Welche Rechte können Sie jetzt geltend machen?
Sie haben Anspruch auf:
- Rückwirkende Feststellung: Liegen beweisbare Gesundheitsverschlechterungen vor, kann der höhere GdB bis zum Beginn dieser Phase zurückreichen.
- Steuer und Arbeitsplatzvorteile: Ein GdB 40 löst den Pauschbetrag von 1 260 € jährlich aus und ermöglicht ggf. einen leichteren Zugang zu Kündigungsschutz, Präventionsangeboten und Hilfsmitteln.
- Option auf Gleichstellung: Wer trotz GdB 40 schwerbehindertenrechtliche Vorteile im Arbeitsleben benötigt, kann sich nach § 2 Abs. 3 SGB IX gleichstellen lassen.
Praktische Tipps für Ihr Verfahren
Dokumentieren Sie jede Diagnose unmittelbar, denn Befunde aus Reha-Kliniken, Schlaflaboren oder Fachpraxen liefern schlagkräftige Beweise. Lassen Sie sich außerdem von Ihren behandelnden Ärztinnen oder Ärzten schriftlich bestätigen, ab wann die Einschränkungen bestehen; eine rückwirkende Anerkennung hängt oft genau an diesem Datum.
Nehmen Sie Teilanerkenntnisse nicht kommentarlos hin, sondern legen Sie Widerspruch ein, sobald Zeitraum oder Höhe des festgestellten GdB zu niedrig ausfallen. Wird die Lage strittig, nutzen Sie spezialisierte Gutachterverzeichnisse, um durch ein Privatgutachten nach § 109 SGG eine unabhängige Bewertung durchzusetzen.
Fristen und Formalien
Widerspruch gegen einen ablehnenden Bescheid: binnen eines Monats.
Klage beim Sozialgericht: ebenfalls ein Monat nach Widerspruchsbescheid.
Berufung: innerhalb eines Monats nach Urteilszustellung möglich, wenn der Streitwert über 750 € liegt oder das Gericht sie zulässt.
Versäumen Sie keine Termine, denn rückwirkende Nachzahlungen (z.

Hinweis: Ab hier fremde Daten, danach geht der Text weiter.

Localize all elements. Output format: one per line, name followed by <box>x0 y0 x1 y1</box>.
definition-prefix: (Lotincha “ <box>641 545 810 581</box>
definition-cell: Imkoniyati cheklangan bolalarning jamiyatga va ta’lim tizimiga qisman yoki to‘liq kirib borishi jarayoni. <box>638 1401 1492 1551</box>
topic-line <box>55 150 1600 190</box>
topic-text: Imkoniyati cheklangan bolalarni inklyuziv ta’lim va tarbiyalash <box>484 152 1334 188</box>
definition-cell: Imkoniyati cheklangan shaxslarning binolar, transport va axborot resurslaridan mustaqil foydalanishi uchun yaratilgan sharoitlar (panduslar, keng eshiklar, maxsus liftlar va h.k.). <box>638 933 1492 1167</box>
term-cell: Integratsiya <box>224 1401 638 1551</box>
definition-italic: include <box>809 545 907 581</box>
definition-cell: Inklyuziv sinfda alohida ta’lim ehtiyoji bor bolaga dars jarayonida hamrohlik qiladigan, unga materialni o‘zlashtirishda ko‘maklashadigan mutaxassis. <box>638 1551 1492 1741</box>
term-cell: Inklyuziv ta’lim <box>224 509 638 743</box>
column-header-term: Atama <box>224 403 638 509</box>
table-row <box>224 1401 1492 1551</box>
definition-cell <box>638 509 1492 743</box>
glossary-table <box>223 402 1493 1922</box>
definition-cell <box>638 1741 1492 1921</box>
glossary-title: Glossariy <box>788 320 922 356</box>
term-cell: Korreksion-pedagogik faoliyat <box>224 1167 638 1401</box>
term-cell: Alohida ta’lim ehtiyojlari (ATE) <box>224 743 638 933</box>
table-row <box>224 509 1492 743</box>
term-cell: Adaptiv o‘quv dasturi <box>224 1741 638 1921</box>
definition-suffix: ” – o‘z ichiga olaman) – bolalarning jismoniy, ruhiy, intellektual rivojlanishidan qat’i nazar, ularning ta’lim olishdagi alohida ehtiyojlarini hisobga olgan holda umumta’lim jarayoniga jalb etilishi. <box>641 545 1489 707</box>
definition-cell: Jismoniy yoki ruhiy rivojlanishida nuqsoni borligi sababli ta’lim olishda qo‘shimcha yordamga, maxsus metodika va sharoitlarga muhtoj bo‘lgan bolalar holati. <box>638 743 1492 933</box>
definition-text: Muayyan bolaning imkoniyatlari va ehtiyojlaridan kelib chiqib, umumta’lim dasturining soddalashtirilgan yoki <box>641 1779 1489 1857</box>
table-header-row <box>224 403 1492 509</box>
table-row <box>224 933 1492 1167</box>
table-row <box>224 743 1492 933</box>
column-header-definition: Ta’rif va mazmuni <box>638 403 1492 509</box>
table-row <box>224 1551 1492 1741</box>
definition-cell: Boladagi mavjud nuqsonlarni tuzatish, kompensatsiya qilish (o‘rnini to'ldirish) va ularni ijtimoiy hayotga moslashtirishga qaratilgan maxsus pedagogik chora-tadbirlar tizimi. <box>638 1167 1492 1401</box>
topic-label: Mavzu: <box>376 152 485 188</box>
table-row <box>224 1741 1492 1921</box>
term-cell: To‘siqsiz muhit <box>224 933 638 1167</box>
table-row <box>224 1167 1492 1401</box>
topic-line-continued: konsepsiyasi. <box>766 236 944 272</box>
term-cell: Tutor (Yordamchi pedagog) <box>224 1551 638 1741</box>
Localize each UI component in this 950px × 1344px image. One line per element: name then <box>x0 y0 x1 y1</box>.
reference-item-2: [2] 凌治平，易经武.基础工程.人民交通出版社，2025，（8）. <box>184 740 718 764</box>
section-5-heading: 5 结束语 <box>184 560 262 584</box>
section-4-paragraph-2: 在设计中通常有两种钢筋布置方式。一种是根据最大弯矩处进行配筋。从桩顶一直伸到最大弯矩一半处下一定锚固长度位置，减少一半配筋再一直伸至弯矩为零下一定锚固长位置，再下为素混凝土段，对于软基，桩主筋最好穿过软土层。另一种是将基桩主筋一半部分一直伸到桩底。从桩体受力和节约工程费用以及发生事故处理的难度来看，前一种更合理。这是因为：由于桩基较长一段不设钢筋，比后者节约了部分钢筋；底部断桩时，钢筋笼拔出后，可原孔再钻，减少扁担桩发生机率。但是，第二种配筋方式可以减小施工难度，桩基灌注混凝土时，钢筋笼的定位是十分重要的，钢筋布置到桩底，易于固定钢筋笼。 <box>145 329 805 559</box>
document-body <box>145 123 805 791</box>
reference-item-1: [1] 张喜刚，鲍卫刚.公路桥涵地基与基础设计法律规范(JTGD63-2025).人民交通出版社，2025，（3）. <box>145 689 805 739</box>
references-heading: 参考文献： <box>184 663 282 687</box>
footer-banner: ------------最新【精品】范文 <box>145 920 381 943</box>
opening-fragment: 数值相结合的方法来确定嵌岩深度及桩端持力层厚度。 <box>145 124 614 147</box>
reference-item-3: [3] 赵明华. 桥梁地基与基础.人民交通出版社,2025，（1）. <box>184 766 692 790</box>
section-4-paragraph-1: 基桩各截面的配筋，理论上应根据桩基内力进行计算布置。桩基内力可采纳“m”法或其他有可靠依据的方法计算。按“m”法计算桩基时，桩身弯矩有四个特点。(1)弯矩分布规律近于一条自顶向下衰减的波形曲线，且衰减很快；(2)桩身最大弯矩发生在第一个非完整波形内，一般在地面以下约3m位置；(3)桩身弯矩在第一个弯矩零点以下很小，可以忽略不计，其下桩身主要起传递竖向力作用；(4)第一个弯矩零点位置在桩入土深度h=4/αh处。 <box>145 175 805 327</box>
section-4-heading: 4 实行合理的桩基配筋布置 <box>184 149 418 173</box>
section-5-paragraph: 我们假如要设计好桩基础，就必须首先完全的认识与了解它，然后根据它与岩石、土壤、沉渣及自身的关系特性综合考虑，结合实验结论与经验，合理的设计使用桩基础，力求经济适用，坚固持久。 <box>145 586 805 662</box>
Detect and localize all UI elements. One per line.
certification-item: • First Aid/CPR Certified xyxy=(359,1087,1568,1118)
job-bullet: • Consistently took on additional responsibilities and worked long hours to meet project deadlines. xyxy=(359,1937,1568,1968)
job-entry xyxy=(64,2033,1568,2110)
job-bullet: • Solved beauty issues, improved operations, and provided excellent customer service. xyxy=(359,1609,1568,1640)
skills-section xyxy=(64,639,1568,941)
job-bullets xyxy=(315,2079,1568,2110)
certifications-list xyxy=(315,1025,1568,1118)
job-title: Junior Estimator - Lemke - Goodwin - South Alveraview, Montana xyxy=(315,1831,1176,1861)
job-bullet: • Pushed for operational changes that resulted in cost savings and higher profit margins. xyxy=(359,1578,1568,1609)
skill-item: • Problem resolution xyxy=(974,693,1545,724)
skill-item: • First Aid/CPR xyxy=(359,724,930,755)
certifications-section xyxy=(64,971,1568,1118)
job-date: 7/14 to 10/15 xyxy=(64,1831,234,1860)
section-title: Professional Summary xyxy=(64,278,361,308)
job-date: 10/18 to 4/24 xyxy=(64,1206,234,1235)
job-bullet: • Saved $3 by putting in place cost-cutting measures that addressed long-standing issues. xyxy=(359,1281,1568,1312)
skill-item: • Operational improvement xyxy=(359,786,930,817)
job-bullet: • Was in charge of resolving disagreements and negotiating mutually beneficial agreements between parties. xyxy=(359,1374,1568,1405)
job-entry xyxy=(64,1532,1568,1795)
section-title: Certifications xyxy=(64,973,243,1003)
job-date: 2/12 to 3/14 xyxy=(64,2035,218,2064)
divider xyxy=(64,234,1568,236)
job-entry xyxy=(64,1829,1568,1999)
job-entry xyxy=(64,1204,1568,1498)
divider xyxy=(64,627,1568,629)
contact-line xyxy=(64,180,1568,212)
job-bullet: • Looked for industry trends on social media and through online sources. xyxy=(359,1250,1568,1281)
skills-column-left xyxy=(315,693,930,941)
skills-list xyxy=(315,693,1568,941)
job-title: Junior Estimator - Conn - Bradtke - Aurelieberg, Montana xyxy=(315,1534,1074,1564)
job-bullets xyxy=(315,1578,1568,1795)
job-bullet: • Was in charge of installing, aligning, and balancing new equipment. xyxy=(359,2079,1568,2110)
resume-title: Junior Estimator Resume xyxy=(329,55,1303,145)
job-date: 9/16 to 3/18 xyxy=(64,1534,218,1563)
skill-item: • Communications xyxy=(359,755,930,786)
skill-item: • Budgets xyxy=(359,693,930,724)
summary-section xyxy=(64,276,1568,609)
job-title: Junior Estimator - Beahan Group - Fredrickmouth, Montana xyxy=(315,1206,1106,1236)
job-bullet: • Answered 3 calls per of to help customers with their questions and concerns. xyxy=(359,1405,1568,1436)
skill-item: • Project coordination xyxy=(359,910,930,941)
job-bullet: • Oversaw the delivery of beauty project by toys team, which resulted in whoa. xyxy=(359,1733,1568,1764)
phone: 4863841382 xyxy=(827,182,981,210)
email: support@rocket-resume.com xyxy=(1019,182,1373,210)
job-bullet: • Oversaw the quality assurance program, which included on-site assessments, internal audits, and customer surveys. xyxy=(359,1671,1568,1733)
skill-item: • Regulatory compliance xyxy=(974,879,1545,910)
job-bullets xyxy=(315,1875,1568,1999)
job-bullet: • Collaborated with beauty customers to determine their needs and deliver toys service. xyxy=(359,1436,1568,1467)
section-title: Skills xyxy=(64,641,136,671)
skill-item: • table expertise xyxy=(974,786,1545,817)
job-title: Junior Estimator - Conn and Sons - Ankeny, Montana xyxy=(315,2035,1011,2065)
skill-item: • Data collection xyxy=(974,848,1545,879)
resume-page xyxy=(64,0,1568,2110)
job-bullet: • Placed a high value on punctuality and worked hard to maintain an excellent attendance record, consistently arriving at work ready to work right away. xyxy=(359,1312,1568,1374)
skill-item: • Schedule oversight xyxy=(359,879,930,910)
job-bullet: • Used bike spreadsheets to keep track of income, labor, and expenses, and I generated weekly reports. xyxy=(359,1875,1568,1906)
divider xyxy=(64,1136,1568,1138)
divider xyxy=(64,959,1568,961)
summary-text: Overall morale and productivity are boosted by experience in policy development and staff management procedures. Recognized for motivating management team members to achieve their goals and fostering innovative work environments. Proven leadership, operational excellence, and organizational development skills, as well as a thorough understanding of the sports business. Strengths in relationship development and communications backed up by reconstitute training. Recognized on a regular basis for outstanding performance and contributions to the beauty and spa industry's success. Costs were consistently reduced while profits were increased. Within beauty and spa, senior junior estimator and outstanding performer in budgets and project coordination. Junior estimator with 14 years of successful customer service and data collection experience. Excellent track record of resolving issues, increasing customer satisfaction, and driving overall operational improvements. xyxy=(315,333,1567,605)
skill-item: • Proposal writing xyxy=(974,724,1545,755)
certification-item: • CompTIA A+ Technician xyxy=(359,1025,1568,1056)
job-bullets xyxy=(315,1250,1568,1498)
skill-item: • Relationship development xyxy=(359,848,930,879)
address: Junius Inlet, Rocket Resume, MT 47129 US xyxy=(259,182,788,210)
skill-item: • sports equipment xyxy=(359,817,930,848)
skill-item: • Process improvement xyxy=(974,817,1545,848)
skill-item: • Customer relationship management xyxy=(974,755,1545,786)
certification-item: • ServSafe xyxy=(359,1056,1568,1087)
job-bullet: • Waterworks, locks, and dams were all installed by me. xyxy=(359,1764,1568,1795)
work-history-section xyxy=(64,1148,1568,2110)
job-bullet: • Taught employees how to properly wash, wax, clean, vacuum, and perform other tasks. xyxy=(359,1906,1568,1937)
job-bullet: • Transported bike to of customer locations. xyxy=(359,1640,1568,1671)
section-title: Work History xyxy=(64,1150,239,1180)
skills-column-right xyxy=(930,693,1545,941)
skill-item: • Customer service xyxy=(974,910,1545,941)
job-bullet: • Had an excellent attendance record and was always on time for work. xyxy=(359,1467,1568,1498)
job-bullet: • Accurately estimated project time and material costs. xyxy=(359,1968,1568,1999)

B. Steuererstattung) hängen direkt davon ab.
Einordnung für Betroffene
Das Urteil zeigt, dass medizinische Detailarbeit und Hartnäckigkeit lohnen. Sie können strukturelle Benachteiligungen ausgleichen, wenn Sie stimmige Gutachten vorlegen und jede Teilhabeeinschränkung gezielt begründen. Gegenwehr der Versorgungsämter ist üblich, aber Gerichte korrigien zu niedrige Einschätzungen, sobald die Sachlage klar ist.
Ausblick
Mehrere Landessozialgerichte übertragen die strengen Teilhabekriterien des Bundessozialgerichts zunehmend konsequent auf Schlaf- und Schmerzstörungen. Fachanwälte erwarten daher, dass Restless-Legs und Schlafapnoe-Betroffene künftig häufiger höhere GdB erreichen – vorausgesetzt, die Symptome sind objektiv belegt und therapieresistent.